His direct questioning has a bizarre effect on me. Instead of being defensive, I am totally at ease. He grasps my hand for a minute, then uncurls his fingers to let go.

“I hadn’t even thought about that, but maybe he was.”

There’s an old woman holding court on her stoop with two UPS guys. Oliver stops me at the corner and gives me a serious look.

“Whatever it is, Fifteen, I think it’s good you are doing this. You deserve to know.”

We continue in silence, and he takes my hand again, this time holding on. In the middle of all that’s happening, something feels right. I let each breath go deep and relish it. When we get to my door we almost kiss, but we both become self-conscious. Instead, he puts his hand under my chin for a brief time, and I feel prettier than any Rachel in the world.

CHAPTER 16
HEAVY STUFF

I avoid my father tonight. I’m afraid of the sharp words that may hurl out of my mouth. When there’s a knock on my door, I brace myself. Thankfully, it’s only Tile.
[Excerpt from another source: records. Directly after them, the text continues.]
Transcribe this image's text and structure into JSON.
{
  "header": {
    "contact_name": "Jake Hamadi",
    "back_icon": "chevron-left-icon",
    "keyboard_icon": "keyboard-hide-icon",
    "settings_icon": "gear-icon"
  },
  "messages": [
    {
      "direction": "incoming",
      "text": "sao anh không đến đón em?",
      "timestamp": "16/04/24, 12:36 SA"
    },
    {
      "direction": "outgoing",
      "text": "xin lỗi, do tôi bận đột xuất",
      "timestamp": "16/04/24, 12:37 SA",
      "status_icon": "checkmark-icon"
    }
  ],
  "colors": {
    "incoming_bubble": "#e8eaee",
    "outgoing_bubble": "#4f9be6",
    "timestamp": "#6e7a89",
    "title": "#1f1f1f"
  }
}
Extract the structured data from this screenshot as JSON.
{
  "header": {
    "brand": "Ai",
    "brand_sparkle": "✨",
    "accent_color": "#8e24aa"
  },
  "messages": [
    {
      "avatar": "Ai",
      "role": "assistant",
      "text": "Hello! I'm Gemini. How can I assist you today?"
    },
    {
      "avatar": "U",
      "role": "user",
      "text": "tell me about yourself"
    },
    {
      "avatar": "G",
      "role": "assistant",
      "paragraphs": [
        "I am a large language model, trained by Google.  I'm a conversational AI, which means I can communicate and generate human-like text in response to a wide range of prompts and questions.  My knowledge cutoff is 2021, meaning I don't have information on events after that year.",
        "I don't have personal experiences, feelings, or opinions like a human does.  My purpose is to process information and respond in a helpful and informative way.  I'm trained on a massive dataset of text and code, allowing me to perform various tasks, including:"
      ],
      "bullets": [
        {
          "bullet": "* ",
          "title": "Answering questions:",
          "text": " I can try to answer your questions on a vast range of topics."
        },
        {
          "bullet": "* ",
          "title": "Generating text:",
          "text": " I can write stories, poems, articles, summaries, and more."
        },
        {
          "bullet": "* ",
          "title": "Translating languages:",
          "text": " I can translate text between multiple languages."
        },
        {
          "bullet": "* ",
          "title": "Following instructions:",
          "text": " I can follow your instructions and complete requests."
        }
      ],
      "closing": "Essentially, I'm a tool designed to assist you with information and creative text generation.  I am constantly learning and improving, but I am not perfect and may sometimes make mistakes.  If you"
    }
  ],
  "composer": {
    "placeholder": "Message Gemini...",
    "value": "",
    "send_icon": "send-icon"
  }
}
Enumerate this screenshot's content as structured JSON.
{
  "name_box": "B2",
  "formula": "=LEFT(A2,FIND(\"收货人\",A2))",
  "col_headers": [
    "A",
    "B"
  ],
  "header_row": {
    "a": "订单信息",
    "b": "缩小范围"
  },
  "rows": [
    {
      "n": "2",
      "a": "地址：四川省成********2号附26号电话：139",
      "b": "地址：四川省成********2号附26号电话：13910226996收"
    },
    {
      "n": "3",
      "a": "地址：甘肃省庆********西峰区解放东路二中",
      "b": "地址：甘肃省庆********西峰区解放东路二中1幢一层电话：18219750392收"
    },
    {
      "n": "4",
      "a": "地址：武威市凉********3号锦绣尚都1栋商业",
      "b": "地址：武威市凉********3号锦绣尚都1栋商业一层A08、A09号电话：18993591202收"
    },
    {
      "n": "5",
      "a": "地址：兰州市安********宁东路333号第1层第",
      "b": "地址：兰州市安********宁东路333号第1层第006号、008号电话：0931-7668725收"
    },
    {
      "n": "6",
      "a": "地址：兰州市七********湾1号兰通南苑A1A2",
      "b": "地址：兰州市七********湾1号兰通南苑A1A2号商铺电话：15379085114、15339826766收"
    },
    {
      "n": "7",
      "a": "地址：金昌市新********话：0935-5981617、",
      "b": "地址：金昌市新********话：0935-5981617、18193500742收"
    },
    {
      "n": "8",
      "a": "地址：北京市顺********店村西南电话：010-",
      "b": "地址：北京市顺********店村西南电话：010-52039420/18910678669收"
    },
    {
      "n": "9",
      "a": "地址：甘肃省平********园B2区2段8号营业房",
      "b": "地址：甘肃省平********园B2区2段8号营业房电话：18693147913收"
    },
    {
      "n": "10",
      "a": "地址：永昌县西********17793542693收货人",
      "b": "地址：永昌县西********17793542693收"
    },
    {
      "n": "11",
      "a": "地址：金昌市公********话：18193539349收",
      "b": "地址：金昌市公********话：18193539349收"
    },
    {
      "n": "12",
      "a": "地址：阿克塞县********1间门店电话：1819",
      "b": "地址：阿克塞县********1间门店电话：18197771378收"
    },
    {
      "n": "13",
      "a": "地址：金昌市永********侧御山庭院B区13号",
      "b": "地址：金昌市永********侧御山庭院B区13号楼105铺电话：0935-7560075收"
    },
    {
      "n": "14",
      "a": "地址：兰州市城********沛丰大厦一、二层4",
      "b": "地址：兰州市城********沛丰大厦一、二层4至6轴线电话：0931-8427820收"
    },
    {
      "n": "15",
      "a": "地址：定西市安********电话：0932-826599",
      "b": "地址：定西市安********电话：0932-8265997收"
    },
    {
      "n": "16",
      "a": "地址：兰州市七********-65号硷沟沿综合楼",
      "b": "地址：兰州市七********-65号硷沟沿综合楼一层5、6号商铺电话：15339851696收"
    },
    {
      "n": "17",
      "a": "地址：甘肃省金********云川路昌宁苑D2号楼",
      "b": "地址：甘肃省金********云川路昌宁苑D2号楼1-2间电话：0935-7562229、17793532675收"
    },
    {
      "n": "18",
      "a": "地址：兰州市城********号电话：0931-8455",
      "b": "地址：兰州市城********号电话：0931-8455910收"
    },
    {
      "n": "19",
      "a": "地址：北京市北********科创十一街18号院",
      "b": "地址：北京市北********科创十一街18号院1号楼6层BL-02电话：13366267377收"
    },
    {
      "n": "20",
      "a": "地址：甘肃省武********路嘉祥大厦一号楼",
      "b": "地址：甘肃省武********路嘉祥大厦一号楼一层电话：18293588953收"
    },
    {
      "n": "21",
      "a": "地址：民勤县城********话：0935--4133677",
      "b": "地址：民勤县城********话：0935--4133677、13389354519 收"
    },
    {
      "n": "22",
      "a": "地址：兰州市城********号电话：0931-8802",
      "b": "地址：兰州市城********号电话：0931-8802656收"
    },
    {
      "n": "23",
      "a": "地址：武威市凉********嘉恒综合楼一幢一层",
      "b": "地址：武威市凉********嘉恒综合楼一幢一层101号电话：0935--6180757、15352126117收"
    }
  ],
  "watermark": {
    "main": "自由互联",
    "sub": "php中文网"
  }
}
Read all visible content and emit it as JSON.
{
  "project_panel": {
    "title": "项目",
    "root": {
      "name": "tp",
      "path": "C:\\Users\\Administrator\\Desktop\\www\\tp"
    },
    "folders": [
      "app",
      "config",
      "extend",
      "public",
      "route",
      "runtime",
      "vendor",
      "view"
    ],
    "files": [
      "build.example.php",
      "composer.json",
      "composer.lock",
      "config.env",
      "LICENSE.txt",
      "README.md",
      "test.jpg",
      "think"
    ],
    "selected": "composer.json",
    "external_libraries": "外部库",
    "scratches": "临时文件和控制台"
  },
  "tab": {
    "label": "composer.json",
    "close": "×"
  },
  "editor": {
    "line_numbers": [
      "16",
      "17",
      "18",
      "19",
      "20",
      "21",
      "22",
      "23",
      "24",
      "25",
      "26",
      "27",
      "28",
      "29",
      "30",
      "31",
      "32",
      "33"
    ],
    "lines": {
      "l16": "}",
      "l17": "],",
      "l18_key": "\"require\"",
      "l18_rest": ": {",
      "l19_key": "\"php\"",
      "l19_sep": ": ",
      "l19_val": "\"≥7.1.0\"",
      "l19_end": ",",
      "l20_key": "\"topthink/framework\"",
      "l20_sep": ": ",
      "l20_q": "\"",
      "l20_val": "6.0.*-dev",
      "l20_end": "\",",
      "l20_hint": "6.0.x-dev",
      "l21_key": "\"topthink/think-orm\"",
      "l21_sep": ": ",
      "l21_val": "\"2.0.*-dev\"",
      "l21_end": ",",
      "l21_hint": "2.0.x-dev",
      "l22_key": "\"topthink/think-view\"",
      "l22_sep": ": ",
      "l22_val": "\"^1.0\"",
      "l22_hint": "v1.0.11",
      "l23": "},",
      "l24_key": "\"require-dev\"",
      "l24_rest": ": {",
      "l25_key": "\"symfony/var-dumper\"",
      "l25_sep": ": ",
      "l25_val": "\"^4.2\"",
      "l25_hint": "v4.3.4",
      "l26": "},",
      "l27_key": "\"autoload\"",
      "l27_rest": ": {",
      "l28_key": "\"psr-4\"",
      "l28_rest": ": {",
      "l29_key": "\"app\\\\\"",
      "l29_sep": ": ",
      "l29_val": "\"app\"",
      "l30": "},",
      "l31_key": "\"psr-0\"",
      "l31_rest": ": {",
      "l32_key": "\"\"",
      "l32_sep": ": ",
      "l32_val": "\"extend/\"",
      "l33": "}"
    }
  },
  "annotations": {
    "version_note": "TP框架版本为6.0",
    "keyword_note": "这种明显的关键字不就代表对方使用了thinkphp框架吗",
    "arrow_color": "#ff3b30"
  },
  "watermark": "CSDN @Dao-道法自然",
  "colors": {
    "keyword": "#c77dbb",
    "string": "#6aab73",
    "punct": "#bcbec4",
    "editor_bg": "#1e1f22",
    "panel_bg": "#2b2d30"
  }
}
“Shouldn’t you be in bed?”

“Elise’s here, so all the rules go out the window,” Tile says with a smile.

“She is?”

“Can’t you smell her? It’s like, onions or something … ew.”

“It’s called patchouli.”

“Pawhosit?”

For a moment I wish I were Tile’s age, so immune to the hardness of things. My mother’s death will affect him more as he grows older. Especially when he finds out what I’m discovering. Do I want to know more? Is there
a legitimate reason why my father wouldn’t tell me who was at dinner that night?

I tell Tile to get lost, and will myself to relax. I listen to my iPod for a while, music always being my chosen form of escape, then drift off to sleep.

The next day I take the entire stack of Daria photos and put them in a big envelope. My father’s still with Elise, and Tile is right—all rules are off.

This time the cabdriver who gives me a ride to Greenpoint is talking very loudly into an earpiece in what I believe is Swahili. It sounds like chanting, and it has a calming effect on me.